Cell therapy weekly: nanoparticle platform for targeted gene therapy
This week: Syntax Bio (IL, USA) announced the expansion of its Series A funding round, VectorBuilder (IL, USA) and MaxCyte (MD, USA) announced a strategic partnership to develop a novel gene delivery system for ex vivo cell engineering, and Venture capital firm Hatch BioFund (PA, USA) invested in Optimeos Life Sciences, a Princeton University spinout developing a proprietary nanoparticle platform for the intracellular delivery of therapeutic macromolecules.
The news highlights:
Syntax Bio expands Series A funding
Syntax Bio announced the expansion of its Series A funding round to further support the advancement of the company’s Cellgorithm™ platform and fund preclinical proof-of-concept for a beta cell therapy for type 1 diabetes. The additional investment increases Syntax Bio’s Series A round to US$14.4 million and pushes the company’s overall capital raised to over US$25 million.
CEO John Craighead said: “We are pleased to expand our Series A with strong support from both new and existing investors. This financing enables us to accelerate sequential, endogenous gene activation technology, advance the first cell therapy discovered using the Cellgorithm platform and build collaborations to develop scalable regenerative medicines for serious diseases.”
The Cellgorithm platform uses a CRISPR-based system that uses programmable DNA instructions to automate stem cell differentiation by triggering genes in the correct developmental sequence, mimicking natural human development to produce specific cell types consistently and rapidly.
Partnership to advance clinical-grade cell engineering
VectorBuilder and MaxCyte announced a strategic partnership to develop a novel electroporation-based gene delivery system for ex vivo cell engineering. The system will integrate VectorBuilder’s novel miniaturized plasmid backbone, MiniVec, with MaxCyte’s advanced Flow Electroporation® technology.
Preliminary data in CAR-T manufacturing has shown a 2.4-fold improvement in cell viability and a 1.4-fold improvement in gene expression compared to conventional systems.
“Cell therapy development requires delivering therapies that are manufacturable, scalable and commercially viable,” said Maher Masoud, President and CEO of MaxCyte. “By combining MaxCyte’s Flow Electroporation® technology with VectorBuilder’s MiniVec platform, we believe we can enable a new standard for non-viral gene delivery — one that enhances cell quality, improves manufacturing efficiency, and provides developers with a more streamlined path from research through commercialization.”

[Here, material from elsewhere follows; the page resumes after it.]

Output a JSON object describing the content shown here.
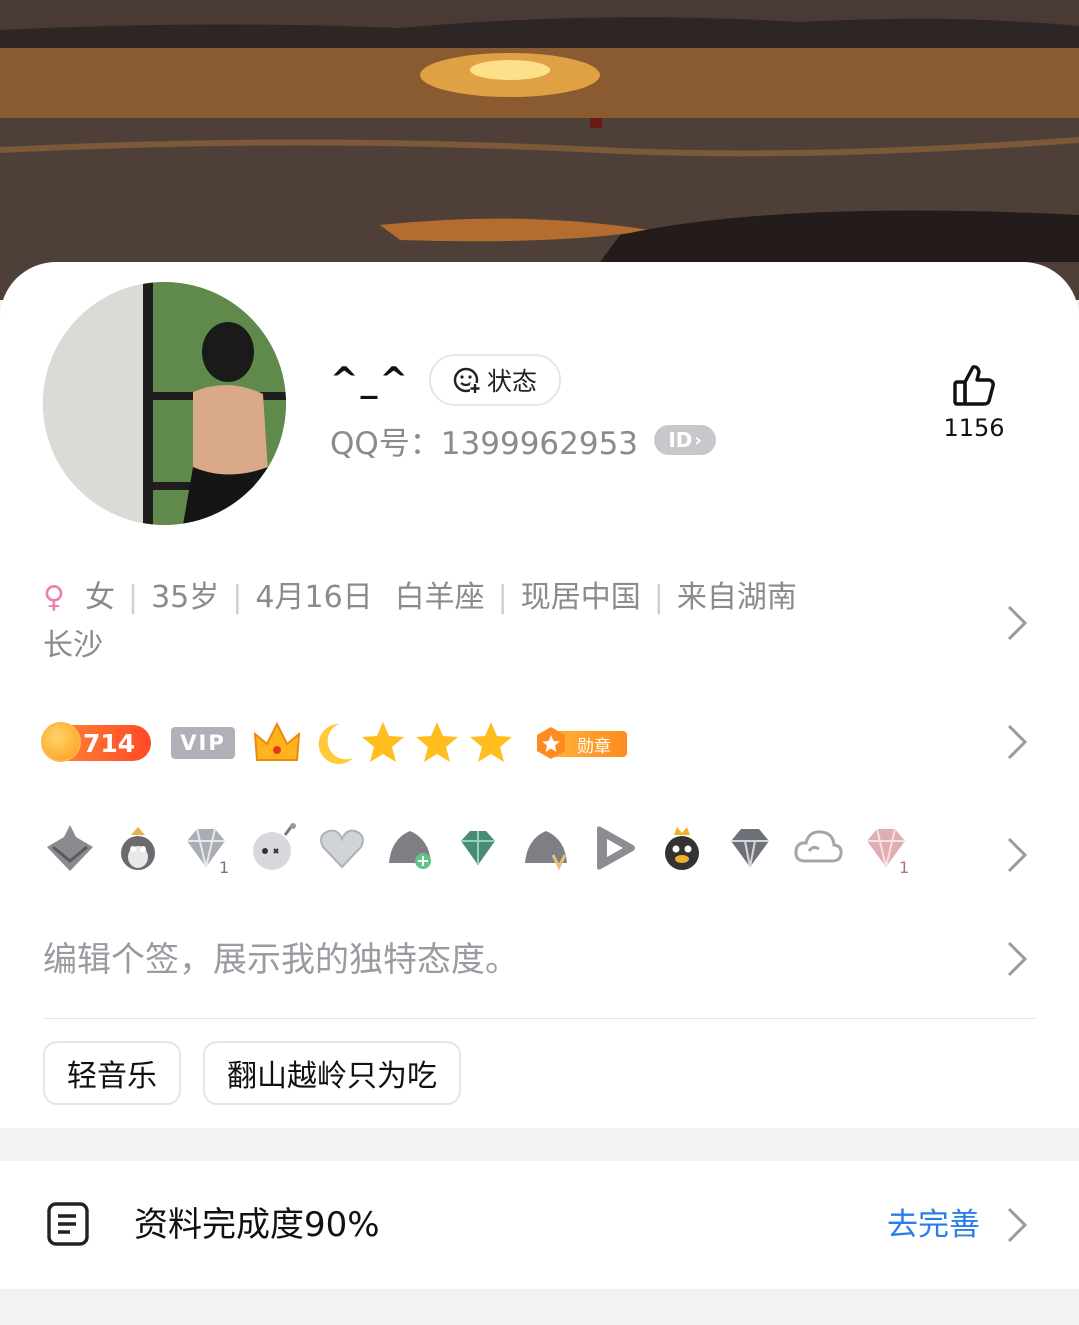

Nanoparticle platform for targeted gene therapy
Venture capital firm Hatch BioFund has invested in Optimeos Life Sciences, a Princeton University spinout developing a proprietary nanoparticle platform for the intracellular delivery of therapeutic macromolecules.
Optimeos’ delivery platform utilizes a patented method called Coated Inverse Nanocarriers (CINCs), which originated in Princeton University Professor Robert Prud’homme’s laboratory. The platform offers robust and scalable encapsulation of diverse payloads, including biologics, peptides, RNA, and DNA, achieving encapsulation efficiencies above 90 percent. The technology provides modular tissue targeting capabilities, adjustable immunogenicity, and enhanced dosing characteristics. These features have been demonstrated through the company’s primary program — a gene replacement therapy targeting the rare disease CTLN1 — along with additional pipeline initiatives focused on T cell engineering and pulmonary applications.
“Optimeos was founded on the conviction that the next great wave of medicine — RNA, DNA, and biologic therapies — will only reach its potential if we can deliver these molecules precisely, efficiently, and durably to the right cells and tissues,” said Shahram Hejazi, co-founder and CEO of Optimeos. “We are thrilled to have Hatch join us on our mission to address one of the most consequential bottlenecks in modern drug development: how to deliver complex therapeutic molecules safely, precisely, and at scale.”